As someone has pointed out: marriage amendments succeeded. But not without Obama-supporter's help.

Most black families and black leaders are saying exactly what you're saying about the collapse of the family (and this should include white families, too.) They won't agree with Obama any more than you will on most social issues, but this was the Big Chance, the Historical Opportunity. Not much more needs to be read into it.

Otherwise, as someone recently put it, "there would have been coatails."

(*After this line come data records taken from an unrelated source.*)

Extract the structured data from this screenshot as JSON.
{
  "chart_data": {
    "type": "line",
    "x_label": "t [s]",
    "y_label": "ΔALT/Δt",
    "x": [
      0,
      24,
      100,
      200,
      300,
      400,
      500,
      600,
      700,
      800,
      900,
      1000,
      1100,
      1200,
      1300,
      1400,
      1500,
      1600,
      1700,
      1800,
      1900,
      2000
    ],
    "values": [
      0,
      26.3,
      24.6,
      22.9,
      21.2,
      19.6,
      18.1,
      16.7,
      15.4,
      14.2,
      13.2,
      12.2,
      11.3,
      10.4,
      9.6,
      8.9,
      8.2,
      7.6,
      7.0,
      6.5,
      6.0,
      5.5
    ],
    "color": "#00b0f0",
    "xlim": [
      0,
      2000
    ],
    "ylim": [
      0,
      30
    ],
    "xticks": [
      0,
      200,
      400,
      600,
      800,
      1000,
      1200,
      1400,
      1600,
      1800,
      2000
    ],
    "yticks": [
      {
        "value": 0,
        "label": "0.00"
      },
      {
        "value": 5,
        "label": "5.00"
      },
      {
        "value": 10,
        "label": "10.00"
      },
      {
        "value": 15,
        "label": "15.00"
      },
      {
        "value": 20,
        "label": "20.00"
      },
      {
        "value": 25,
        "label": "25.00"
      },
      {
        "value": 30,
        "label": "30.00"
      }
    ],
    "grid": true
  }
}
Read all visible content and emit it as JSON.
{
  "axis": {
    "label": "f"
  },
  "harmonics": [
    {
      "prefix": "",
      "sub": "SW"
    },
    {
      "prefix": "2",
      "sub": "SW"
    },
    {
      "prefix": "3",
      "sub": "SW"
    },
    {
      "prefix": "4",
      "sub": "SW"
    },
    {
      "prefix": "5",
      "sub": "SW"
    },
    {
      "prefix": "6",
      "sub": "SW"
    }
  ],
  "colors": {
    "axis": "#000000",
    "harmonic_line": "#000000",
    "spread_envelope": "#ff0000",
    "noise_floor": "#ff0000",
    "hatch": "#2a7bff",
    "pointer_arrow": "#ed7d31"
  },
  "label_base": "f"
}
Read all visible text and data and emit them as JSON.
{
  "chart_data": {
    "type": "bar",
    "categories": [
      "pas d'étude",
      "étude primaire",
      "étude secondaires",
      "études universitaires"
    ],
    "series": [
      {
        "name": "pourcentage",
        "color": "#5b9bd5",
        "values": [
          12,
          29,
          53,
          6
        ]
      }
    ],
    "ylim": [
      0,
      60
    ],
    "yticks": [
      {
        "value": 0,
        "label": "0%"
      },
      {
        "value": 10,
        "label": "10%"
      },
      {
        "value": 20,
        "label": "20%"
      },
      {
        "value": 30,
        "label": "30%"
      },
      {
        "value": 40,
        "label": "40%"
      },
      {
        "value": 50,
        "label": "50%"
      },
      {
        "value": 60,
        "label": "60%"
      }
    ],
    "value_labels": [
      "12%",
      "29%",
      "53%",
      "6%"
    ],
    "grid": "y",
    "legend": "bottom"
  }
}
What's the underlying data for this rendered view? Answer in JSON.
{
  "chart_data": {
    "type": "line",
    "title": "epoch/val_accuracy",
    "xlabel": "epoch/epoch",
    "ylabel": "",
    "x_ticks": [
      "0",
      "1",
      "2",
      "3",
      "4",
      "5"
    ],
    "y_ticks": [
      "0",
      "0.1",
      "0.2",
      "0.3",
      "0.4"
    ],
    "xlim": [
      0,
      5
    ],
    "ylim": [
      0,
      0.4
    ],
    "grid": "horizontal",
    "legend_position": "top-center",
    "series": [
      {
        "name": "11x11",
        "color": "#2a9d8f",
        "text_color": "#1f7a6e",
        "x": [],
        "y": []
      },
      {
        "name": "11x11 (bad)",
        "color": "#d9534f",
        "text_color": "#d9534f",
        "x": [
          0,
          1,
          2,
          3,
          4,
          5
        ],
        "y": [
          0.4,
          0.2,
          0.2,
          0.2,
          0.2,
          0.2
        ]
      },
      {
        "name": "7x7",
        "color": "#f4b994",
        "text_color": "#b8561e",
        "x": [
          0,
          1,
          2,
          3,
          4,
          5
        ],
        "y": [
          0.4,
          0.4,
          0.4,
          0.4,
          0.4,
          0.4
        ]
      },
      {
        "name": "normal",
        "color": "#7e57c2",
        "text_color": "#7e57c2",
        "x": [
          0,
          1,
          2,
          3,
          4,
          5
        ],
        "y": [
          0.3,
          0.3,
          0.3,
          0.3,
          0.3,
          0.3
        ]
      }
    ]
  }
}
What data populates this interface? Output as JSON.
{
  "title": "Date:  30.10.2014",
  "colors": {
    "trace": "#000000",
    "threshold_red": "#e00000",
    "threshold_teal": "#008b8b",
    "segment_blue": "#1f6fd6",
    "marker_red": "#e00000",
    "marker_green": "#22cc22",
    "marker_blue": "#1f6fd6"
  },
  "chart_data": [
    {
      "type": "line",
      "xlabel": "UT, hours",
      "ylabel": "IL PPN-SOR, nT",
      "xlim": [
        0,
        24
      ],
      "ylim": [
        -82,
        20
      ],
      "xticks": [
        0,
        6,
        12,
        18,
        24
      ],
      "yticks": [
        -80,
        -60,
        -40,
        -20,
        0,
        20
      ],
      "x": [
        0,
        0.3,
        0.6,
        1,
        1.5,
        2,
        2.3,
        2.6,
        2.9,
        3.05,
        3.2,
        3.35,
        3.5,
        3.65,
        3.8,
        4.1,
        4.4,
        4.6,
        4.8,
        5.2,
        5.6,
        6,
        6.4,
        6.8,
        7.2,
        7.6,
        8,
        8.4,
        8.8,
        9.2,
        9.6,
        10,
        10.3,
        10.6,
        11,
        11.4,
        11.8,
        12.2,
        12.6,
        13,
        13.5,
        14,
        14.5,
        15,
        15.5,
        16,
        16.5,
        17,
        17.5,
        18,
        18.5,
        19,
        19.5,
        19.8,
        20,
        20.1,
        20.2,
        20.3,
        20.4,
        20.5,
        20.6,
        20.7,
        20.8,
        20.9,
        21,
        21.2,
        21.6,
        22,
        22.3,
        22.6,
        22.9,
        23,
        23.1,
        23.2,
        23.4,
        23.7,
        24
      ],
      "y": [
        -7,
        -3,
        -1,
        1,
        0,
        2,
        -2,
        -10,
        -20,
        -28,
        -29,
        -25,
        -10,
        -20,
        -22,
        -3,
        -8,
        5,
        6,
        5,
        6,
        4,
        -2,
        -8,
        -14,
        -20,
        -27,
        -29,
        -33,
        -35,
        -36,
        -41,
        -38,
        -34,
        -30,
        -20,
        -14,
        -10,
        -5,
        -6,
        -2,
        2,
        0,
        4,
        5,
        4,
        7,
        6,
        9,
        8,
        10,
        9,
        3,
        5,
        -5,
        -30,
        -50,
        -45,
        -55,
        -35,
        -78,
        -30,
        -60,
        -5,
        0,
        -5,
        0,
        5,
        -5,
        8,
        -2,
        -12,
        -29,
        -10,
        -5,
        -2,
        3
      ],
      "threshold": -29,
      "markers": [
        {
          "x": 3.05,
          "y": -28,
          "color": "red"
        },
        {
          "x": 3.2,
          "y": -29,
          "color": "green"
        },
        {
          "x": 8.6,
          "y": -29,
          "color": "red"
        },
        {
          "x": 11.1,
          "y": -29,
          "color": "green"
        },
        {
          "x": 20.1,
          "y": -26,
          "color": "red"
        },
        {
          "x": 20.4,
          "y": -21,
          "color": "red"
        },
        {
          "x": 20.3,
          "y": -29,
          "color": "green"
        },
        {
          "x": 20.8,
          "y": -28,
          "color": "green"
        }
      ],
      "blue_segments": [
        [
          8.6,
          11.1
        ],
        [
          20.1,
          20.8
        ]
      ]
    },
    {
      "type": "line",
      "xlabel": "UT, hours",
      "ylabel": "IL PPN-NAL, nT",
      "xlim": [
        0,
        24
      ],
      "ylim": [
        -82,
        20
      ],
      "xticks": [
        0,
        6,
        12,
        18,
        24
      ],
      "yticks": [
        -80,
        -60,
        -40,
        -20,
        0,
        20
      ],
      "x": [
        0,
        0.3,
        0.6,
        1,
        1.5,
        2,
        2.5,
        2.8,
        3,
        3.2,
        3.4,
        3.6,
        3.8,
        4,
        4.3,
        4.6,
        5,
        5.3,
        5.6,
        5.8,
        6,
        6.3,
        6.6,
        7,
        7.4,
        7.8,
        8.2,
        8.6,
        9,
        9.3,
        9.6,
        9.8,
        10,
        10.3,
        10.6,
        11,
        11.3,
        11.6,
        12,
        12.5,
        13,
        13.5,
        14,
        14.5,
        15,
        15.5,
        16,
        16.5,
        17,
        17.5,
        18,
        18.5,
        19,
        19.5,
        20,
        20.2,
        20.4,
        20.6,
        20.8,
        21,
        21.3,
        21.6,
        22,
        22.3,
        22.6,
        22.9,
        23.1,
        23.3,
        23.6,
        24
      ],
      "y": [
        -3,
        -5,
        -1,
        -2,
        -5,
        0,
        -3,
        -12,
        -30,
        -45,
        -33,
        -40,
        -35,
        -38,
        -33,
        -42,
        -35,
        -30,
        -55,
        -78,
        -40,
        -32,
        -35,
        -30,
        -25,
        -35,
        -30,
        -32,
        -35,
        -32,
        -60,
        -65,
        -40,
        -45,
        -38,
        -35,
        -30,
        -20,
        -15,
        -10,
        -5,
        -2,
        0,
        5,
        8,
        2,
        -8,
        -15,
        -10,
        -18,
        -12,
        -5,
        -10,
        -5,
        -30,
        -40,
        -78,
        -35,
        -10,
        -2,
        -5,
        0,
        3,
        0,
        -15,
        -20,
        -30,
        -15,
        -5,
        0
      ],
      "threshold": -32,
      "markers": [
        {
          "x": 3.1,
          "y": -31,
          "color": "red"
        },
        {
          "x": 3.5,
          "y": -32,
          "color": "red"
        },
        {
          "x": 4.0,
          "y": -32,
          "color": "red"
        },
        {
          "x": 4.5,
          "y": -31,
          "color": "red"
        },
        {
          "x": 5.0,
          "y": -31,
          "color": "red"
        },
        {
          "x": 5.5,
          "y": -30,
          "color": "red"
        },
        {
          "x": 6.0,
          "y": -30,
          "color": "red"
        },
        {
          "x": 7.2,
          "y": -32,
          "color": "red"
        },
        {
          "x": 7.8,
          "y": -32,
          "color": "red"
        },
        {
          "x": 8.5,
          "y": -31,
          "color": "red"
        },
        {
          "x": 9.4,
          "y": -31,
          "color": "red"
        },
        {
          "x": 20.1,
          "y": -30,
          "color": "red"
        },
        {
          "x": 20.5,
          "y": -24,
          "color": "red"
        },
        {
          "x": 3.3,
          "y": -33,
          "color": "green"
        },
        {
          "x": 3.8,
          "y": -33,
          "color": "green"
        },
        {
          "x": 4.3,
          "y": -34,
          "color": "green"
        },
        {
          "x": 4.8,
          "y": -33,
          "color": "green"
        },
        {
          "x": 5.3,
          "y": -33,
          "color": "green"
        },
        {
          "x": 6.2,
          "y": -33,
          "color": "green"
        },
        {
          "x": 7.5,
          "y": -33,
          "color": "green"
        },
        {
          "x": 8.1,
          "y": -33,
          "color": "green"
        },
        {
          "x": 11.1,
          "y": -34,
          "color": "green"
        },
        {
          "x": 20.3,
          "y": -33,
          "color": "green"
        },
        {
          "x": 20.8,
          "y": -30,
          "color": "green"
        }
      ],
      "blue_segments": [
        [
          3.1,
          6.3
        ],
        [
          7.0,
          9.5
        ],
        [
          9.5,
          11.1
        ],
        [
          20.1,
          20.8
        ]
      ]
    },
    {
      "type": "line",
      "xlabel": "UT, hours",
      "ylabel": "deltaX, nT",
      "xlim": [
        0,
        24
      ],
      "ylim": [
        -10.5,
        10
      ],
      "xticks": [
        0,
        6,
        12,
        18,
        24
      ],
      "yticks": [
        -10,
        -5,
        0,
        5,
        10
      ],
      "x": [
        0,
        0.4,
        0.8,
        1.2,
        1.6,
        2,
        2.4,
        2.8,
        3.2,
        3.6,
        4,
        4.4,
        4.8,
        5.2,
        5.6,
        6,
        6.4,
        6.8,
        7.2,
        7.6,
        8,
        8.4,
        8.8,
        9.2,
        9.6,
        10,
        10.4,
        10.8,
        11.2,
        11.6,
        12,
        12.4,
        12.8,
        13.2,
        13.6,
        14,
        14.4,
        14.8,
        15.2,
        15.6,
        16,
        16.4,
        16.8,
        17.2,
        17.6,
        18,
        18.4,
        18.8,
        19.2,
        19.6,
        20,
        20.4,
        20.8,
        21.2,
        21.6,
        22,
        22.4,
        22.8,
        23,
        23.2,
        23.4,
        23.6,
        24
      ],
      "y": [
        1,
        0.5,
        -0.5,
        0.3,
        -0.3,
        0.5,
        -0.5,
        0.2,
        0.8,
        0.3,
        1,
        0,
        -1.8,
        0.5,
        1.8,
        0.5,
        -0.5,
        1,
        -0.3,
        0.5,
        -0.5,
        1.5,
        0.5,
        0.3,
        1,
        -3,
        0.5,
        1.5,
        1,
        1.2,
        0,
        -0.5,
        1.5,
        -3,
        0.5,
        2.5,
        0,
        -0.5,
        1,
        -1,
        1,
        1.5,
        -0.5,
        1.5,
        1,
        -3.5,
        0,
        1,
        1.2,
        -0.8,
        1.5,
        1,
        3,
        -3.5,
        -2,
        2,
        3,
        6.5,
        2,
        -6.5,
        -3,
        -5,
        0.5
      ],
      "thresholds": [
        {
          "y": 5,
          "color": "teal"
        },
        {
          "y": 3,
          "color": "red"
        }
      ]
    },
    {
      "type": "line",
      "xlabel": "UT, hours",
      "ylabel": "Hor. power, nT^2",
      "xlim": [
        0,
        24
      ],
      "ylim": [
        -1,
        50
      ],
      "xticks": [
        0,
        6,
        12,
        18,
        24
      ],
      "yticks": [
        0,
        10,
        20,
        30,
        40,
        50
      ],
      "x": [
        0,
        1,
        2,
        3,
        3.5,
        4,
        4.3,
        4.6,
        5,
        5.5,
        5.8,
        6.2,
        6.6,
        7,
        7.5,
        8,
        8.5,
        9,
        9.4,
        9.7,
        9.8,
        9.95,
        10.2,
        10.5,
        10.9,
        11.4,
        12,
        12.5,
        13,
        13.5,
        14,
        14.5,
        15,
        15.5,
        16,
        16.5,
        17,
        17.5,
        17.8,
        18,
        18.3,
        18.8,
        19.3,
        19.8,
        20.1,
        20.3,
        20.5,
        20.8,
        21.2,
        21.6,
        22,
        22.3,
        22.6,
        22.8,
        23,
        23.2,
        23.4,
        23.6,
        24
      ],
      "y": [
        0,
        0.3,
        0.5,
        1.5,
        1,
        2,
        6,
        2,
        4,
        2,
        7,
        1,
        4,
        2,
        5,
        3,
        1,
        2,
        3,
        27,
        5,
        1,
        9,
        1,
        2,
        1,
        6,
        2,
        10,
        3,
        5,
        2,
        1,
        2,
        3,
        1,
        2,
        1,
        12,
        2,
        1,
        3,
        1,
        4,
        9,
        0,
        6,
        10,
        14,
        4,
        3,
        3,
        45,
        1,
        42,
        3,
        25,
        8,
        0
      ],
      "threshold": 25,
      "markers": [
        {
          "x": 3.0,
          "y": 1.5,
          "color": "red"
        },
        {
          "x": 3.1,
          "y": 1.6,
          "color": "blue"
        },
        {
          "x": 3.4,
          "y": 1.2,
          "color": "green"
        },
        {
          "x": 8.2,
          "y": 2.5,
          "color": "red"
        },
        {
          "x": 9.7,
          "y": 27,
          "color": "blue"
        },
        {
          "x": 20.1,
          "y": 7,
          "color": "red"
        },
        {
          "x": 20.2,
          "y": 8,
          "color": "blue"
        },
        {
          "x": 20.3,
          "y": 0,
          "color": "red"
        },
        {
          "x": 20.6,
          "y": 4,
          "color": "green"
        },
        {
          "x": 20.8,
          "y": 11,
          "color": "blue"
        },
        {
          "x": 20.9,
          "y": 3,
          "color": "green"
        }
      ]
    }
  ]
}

What Repubs need(ed) to say
Republicans are making issues too complex and numerous. Mona, you're absolutely right that McCain didn't address total taxes paid by the middle class. He sounded like an economic illiterate during the three debates, with no specificity.
I think the top 3 issues should be economy, economy, and national defense. McCain should have blasted Obama for socialist preachings to give "tax cuts" for people who don't pay income taxes. He should have said that tax rates are nearly 50% for families making $60,000 in the 25% fed inc bracket, because there's also 15% FICA and 7% state and property taxes paid by everyone, even renters. He should have said THOSE are the people, AS WELL AS THE job-creators who make much more, who MUST get tax relief. Those are the 2 levels of taxpayers who need relief, and it really includes most workers, period.
McCain was an incredible disappointment, and he let the semi-socialist Obama get away with his own mantra of dangerous, economic illiteracy. The next national Repubs must learn from that.